I have somewhat more confidence in the Refinery_Strip method than my own Dynamic_trim due to the author's skill; I just haven't confirmed that it works consistently as expected when set to the full aggressive setting.

I plan to do review of this today; I can write all the patched binary to a directory and manually inspect them against their originals to determine the information removed. There may be faster or smarter methods, but this is one that I believe I can complete easily enough.

Some samples, like the Packed examples (or this Emotet ) contain important bytes in the overlay. I'm fairly sure that the Refinery_Strip won't remove them, but it is something I'd like to be certain of. (In my dynamic trim, I often erred on the side of caution and left extra bytes.)

Update: Talking with Jesko we identified that the pestrip as implemented in Binary Refinery was unable to handle the important bytes in the overlay. This commit to Binary Refinery introduced new capability to handle them.

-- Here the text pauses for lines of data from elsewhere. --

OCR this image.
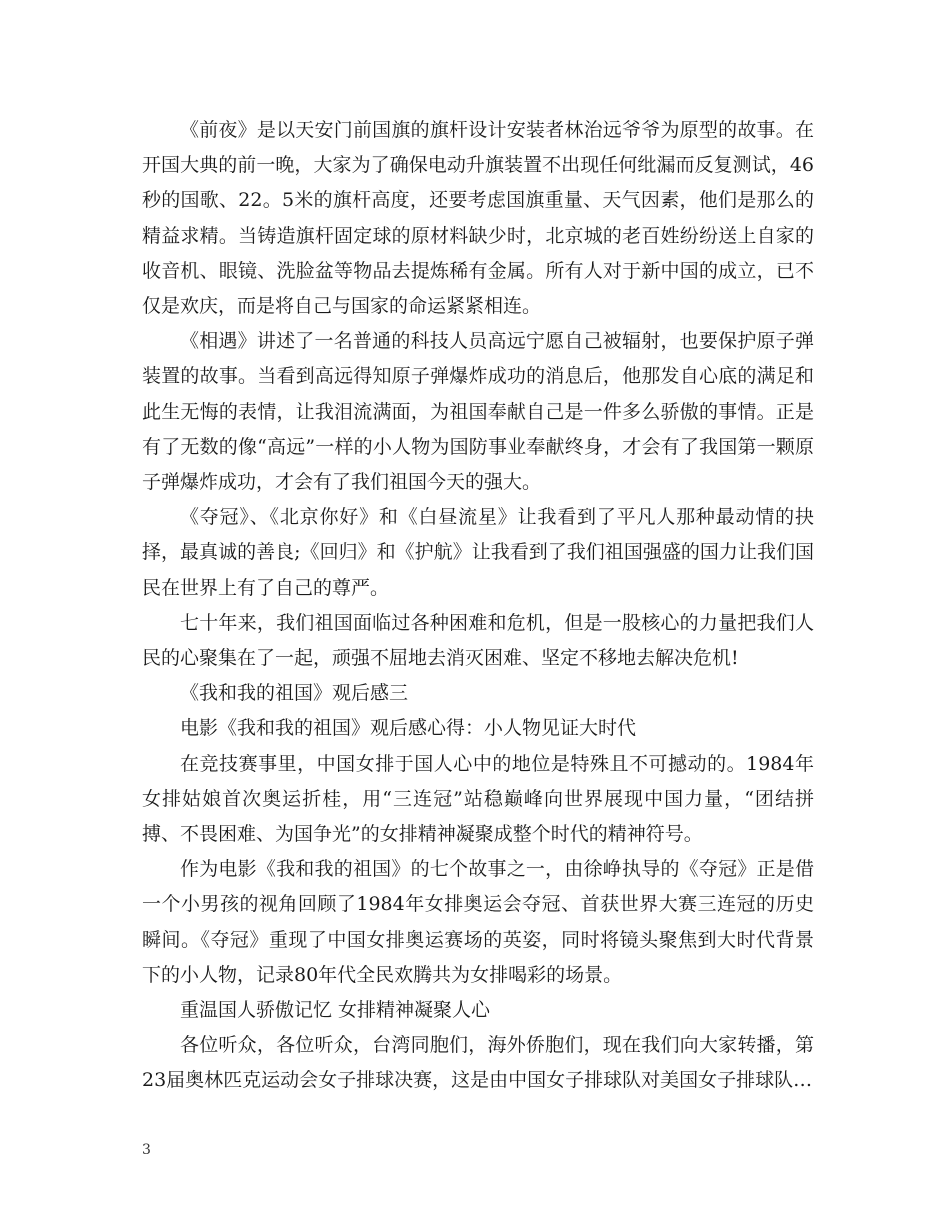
《前夜》是以天安门前国旗的旗杆设计安装者林治远爷爷为原型的故事。在开国大典的前一晚，大家为了确保电动升旗装置不出现任何纰漏而反复测试，46秒的国歌、22。5米的旗杆高度，还要考虑国旗重量、天气因素，他们是那么的精益求精。当铸造旗杆固定球的原材料缺少时，北京城的老百姓纷纷送上自家的收音机、眼镜、洗脸盆等物品去提炼稀有金属。所有人对于新中国的成立，已不仅是欢庆，而是将自己与国家的命运紧紧相连。

《相遇》讲述了一名普通的科技人员高远宁愿自己被辐射，也要保护原子弹装置的故事。当看到高远得知原子弹爆炸成功的消息后，他那发自心底的满足和此生无悔的表情，让我泪流满面，为祖国奉献自己是一件多么骄傲的事情。正是有了无数的像“高远”一样的小人物为国防事业奉献终身，才会有了我国第一颗原子弹爆炸成功，才会有了我们祖国今天的强大。

《夺冠》、《北京你好》和《白昼流星》让我看到了平凡人那种最动情的抉择，最真诚的善良;《回归》和《护航》让我看到了我们祖国强盛的国力让我们国民在世界上有了自己的尊严。

七十年来，我们祖国面临过各种困难和危机，但是一股核心的力量把我们人民的心聚集在了一起，顽强不屈地去消灭困难、坚定不移地去解决危机!

《我和我的祖国》观后感三

电影《我和我的祖国》观后感心得：小人物见证大时代

在竞技赛事里，中国女排于国人心中的地位是特殊且不可撼动的。1984年女排姑娘首次奥运折桂，用“三连冠”站稳巅峰向世界展现中国力量，“团结拼搏、不畏困难、为国争光”的女排精神凝聚成整个时代的精神符号。

作为电影《我和我的祖国》的七个故事之一，由徐峥执导的《夺冠》正是借一个小男孩的视角回顾了1984年女排奥运会夺冠、首获世界大赛三连冠的历史瞬间。《夺冠》重现了中国女排奥运赛场的英姿，同时将镜头聚焦到大时代背景下的小人物，记录80年代全民欢腾共为女排喝彩的场景。

重温国人骄傲记忆 女排精神凝聚人心

各位听众，各位听众，台湾同胞们，海外侨胞们，现在我们向大家转播，第23届奥林匹克运动会女子排球决赛，这是由中国女子排球队对美国女子排球队…

3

gdesmar commented 10 months ago

More things make sense with the refinery link. I did see your comments at the top of the file, but did not investigate it before. Regarding the threshold in refinery_strip, I tried to keep my changes to a minimum, but the whole if 0 < threshold < 1: code block is not accessible. I see now that it's an artefact from refinery, and that you may re-enable it at some point. Regarding test.py, I would be glad if it was added directly to the repository (albeit with a better name). If it was to be used more often, it would probably be best to make it a bit nicer, like using tempfile for the memray.bin and out files, or at least clean those up after the execution of the script, and exit with a warning before overwriting/deleting them.